In 2001, the world turned its attention to Afghanistan. In the wake of 9-11, everyone suddenly wanted to know more about this small country in Asia where Osama Bin Laden had planned and orchestrated the attack on the World Trade Centers and Pentagon. All of a sudden the media was full of experts who wanted to explain the Taliban to us, explain what dangerous crazy extremists they were, and why we needed to go over there and take them out.
There is a whole 'nother post in the question of why the US did nothing to help the women in Afghanistan until aafter 9-11, but the question I want to pose is whether things in Afghanistan would have happened the way they did if A Thousand Splendid Suns by Khaled Hosseini had been published in the 1990s instead of after 9-11. If more people had known about the conditions for women and girls in Afghanistan, would more have been done to remove the Taliban before Bin Laden moved in? I realize this is a fairly simplistic view of geopolitics, but as someone who believes in the power of reading to create understanding across cultures, I have to believe that increased knowledge of world issues would somehow lead to different results.
Teachers will tell you that reading opens doors in your imagination, that by reading you can explore new worlds and escape to exotic places. And that is certainly true. But there are authors who are out there writing truth to power, authors who have written works that hold up injustice and demand us to look, not to turn our heads.
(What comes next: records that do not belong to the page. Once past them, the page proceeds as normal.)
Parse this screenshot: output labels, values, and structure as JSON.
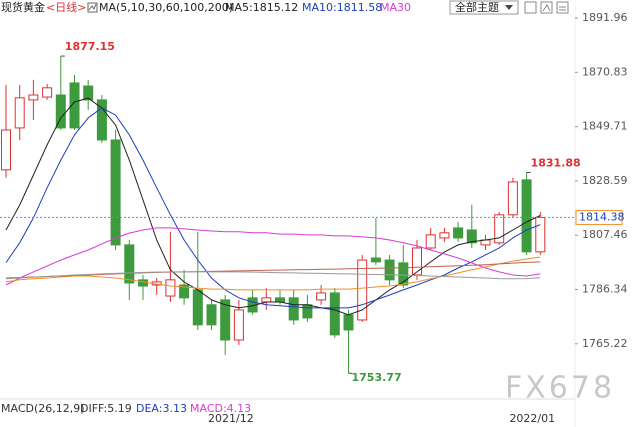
{
  "chart_data": {
    "type": "candlestick",
    "title": "现货黄金",
    "period": "<日线>",
    "indicator": "MA(5,10,30,60,100,200)",
    "theme_select": "全部主题",
    "watermark": "FX678",
    "up_color": "#e03030",
    "down_color": "#3d9a3d",
    "categories": [
      null,
      null,
      null,
      null,
      null,
      null,
      null,
      null,
      null,
      null,
      null,
      null,
      null,
      null,
      null,
      null,
      null,
      "2021/12",
      null,
      null,
      null,
      null,
      null,
      null,
      null,
      null,
      null,
      null,
      null,
      null,
      null,
      null,
      null,
      null,
      null,
      null,
      null,
      null,
      null,
      "2022/01"
    ],
    "open": [
      1832.9,
      1849.2,
      1860.1,
      1861.2,
      1862.0,
      1866.7,
      1865.5,
      1860.1,
      1844.5,
      1803.7,
      1790.1,
      1788.1,
      1783.8,
      1788.1,
      1786.2,
      1780.4,
      1782.3,
      1766.7,
      1783.1,
      1781.5,
      1783.1,
      1783.1,
      1780.4,
      1782.3,
      1785.0,
      1776.5,
      1774.5,
      1798.6,
      1797.8,
      1796.7,
      1792.0,
      1802.5,
      1806.4,
      1810.3,
      1809.5,
      1803.7,
      1804.5,
      1815.4,
      1829.0,
      1801.0
    ],
    "high": [
      1865.9,
      1865.9,
      1867.9,
      1866.3,
      1877.15,
      1869.8,
      1867.9,
      1862.0,
      1848.4,
      1805.6,
      1792.0,
      1790.9,
      1808.8,
      1794.0,
      1808.8,
      1782.3,
      1784.2,
      1782.3,
      1786.2,
      1786.9,
      1786.2,
      1786.2,
      1784.2,
      1788.1,
      1786.9,
      1778.4,
      1799.8,
      1814.2,
      1799.8,
      1803.7,
      1805.6,
      1810.3,
      1810.3,
      1812.6,
      1819.3,
      1807.6,
      1816.5,
      1829.8,
      1831.88,
      1816.5
    ],
    "low": [
      1829.8,
      1844.5,
      1852.3,
      1860.1,
      1848.4,
      1848.4,
      1856.2,
      1843.3,
      1801.7,
      1782.3,
      1782.3,
      1784.2,
      1781.5,
      1780.4,
      1770.6,
      1770.6,
      1760.9,
      1764.8,
      1776.5,
      1778.4,
      1780.4,
      1772.6,
      1773.7,
      1780.4,
      1767.5,
      1753.77,
      1773.7,
      1795.9,
      1788.1,
      1786.9,
      1790.1,
      1801.7,
      1804.9,
      1804.9,
      1802.5,
      1801.7,
      1803.7,
      1814.2,
      1799.8,
      1799.8
    ],
    "close": [
      1848.4,
      1860.9,
      1862.0,
      1864.8,
      1849.2,
      1849.2,
      1860.1,
      1844.5,
      1803.7,
      1788.9,
      1787.7,
      1789.3,
      1790.1,
      1783.1,
      1772.6,
      1772.6,
      1766.7,
      1778.4,
      1777.6,
      1783.1,
      1781.5,
      1774.5,
      1775.3,
      1785.0,
      1768.7,
      1770.6,
      1797.8,
      1797.1,
      1790.1,
      1788.1,
      1802.5,
      1807.6,
      1808.4,
      1806.4,
      1804.5,
      1805.6,
      1815.4,
      1828.2,
      1801.0,
      1814.38
    ],
    "series": [
      {
        "name": "MA5:1815.12",
        "color": "#222222",
        "values": [
          1809.5,
          1819.2,
          1830.9,
          1842.6,
          1853.1,
          1859.3,
          1860.8,
          1856.9,
          1850.3,
          1836.7,
          1821.2,
          1805.6,
          1794.0,
          1789.3,
          1786.2,
          1782.3,
          1780.4,
          1779.2,
          1780.0,
          1781.5,
          1781.5,
          1780.4,
          1780.4,
          1779.2,
          1778.4,
          1776.5,
          1778.4,
          1782.3,
          1786.2,
          1789.3,
          1793.2,
          1797.1,
          1800.9,
          1803.7,
          1804.9,
          1805.6,
          1806.4,
          1809.5,
          1812.6,
          1815.12
        ]
      },
      {
        "name": "MA10:1811.58",
        "color": "#1a3fc0",
        "values": [
          1796.8,
          1804.5,
          1814.2,
          1825.9,
          1836.7,
          1846.5,
          1853.1,
          1857.0,
          1854.2,
          1846.5,
          1836.7,
          1825.9,
          1815.4,
          1805.6,
          1797.8,
          1790.8,
          1786.2,
          1783.1,
          1781.5,
          1780.4,
          1780.0,
          1779.6,
          1779.2,
          1779.2,
          1779.2,
          1779.2,
          1780.4,
          1782.3,
          1784.2,
          1786.2,
          1788.1,
          1790.1,
          1792.0,
          1794.7,
          1797.1,
          1799.8,
          1802.5,
          1806.4,
          1809.5,
          1811.58
        ]
      },
      {
        "name": "MA30",
        "color": "#d63bd6",
        "values": [
          1788.1,
          1790.8,
          1793.2,
          1795.5,
          1797.8,
          1799.8,
          1801.7,
          1804.1,
          1806.4,
          1808.3,
          1809.5,
          1810.3,
          1810.3,
          1809.9,
          1809.5,
          1809.1,
          1808.8,
          1808.8,
          1808.4,
          1808.4,
          1807.9,
          1807.9,
          1807.6,
          1807.6,
          1807.2,
          1807.2,
          1806.8,
          1806.4,
          1805.6,
          1804.5,
          1803.3,
          1801.7,
          1800.2,
          1798.6,
          1796.7,
          1794.7,
          1793.2,
          1792.0,
          1791.6,
          1792.4
        ]
      },
      {
        "color": "#f0902a",
        "values": [
          1789.3,
          1790.1,
          1790.5,
          1790.8,
          1791.2,
          1791.6,
          1791.6,
          1791.2,
          1790.8,
          1790.1,
          1789.3,
          1788.5,
          1787.7,
          1787.3,
          1786.9,
          1786.5,
          1786.5,
          1786.2,
          1786.2,
          1786.2,
          1786.2,
          1786.2,
          1786.2,
          1786.5,
          1786.5,
          1786.5,
          1786.9,
          1787.3,
          1787.7,
          1788.5,
          1789.3,
          1790.5,
          1791.6,
          1792.8,
          1794.0,
          1795.1,
          1796.3,
          1797.4,
          1798.2,
          1799.0
        ]
      },
      {
        "color": "#c06050",
        "values": [
          1790.8,
          1791.0,
          1791.2,
          1791.4,
          1791.6,
          1791.8,
          1792.0,
          1792.2,
          1792.4,
          1792.6,
          1792.8,
          1793.0,
          1793.1,
          1793.2,
          1793.3,
          1793.4,
          1793.5,
          1793.6,
          1793.7,
          1793.8,
          1793.9,
          1794.0,
          1794.1,
          1794.2,
          1794.3,
          1794.4,
          1794.5,
          1794.6,
          1794.7,
          1794.8,
          1795.0,
          1795.2,
          1795.4,
          1795.6,
          1795.8,
          1796.0,
          1796.3,
          1796.6,
          1796.9,
          1797.1
        ]
      },
      {
        "color": "#9a9a9a",
        "values": [
          1790.5,
          1790.8,
          1791.1,
          1791.4,
          1791.7,
          1792.0,
          1792.2,
          1792.4,
          1792.6,
          1792.8,
          1793.0,
          1793.1,
          1793.2,
          1793.2,
          1793.2,
          1793.2,
          1793.2,
          1793.2,
          1793.1,
          1793.0,
          1792.9,
          1792.8,
          1792.7,
          1792.6,
          1792.5,
          1792.4,
          1792.3,
          1792.2,
          1792.1,
          1792.0,
          1791.8,
          1791.6,
          1791.4,
          1791.2,
          1791.0,
          1790.8,
          1790.6,
          1790.5,
          1790.6,
          1790.9
        ]
      }
    ],
    "annotations": [
      1877.15,
      1831.88,
      1753.77
    ],
    "last_price": 1814.38,
    "ylim": [
      1744.14,
      1898.96
    ],
    "yticks": [
      1891.96,
      1870.83,
      1849.71,
      1828.59,
      1807.46,
      1786.34,
      1765.22
    ],
    "macd": [
      {
        "text": "MACD(26,12,9)",
        "color": "#333333"
      },
      {
        "text": "DIFF:5.19",
        "color": "#333333"
      },
      {
        "text": "DEA:3.13",
        "color": "#1a3fc0"
      },
      {
        "text": "MACD:4.13",
        "color": "#d63bd6"
      }
    ]
  }
}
And because reading is transactional, those of us who read those authors and those books can't help but be changed by the experience.
Obviously non-fiction seems like a good place to start when talking about books that can lead to social change. And to be sure there are plenty of thoughtful, passionately argued non-fiction books that can lead to greater insights about the issues of human rights and justice. Three Cups of Tea by Greg Mortensen is an example of non-fiction that is both informational and emotional. But what about those of us that prefer fiction? Well I say that sometimes, fiction is the best way to highlight social issues. Fictional narratives on the scale of A Thousand Splendid Suns do more than tell us the facts and figures about oppression-they allow us for a period of time to live the lives of those affected by injustice. They give us a cultural context for the what we see on the news. And making connections with characters that lead such seemingly different lives can bring home to us just how similar the human experience is, regardless of place or time.
So, what should you be reading? I've added a new page to the blog, where I've listed some recommendations of books that I have read or read enough about that I can attest to their worth. If anyone has other titles, just put them in the comments. All of the blurbs come from Goodreads or Amazon. Some of them are difficult to read, some are joyful and uplifting, but all highlight issues affecting people somewhere in the world. As that prolific author Anonymous said, "Nobody's free until everybody's free."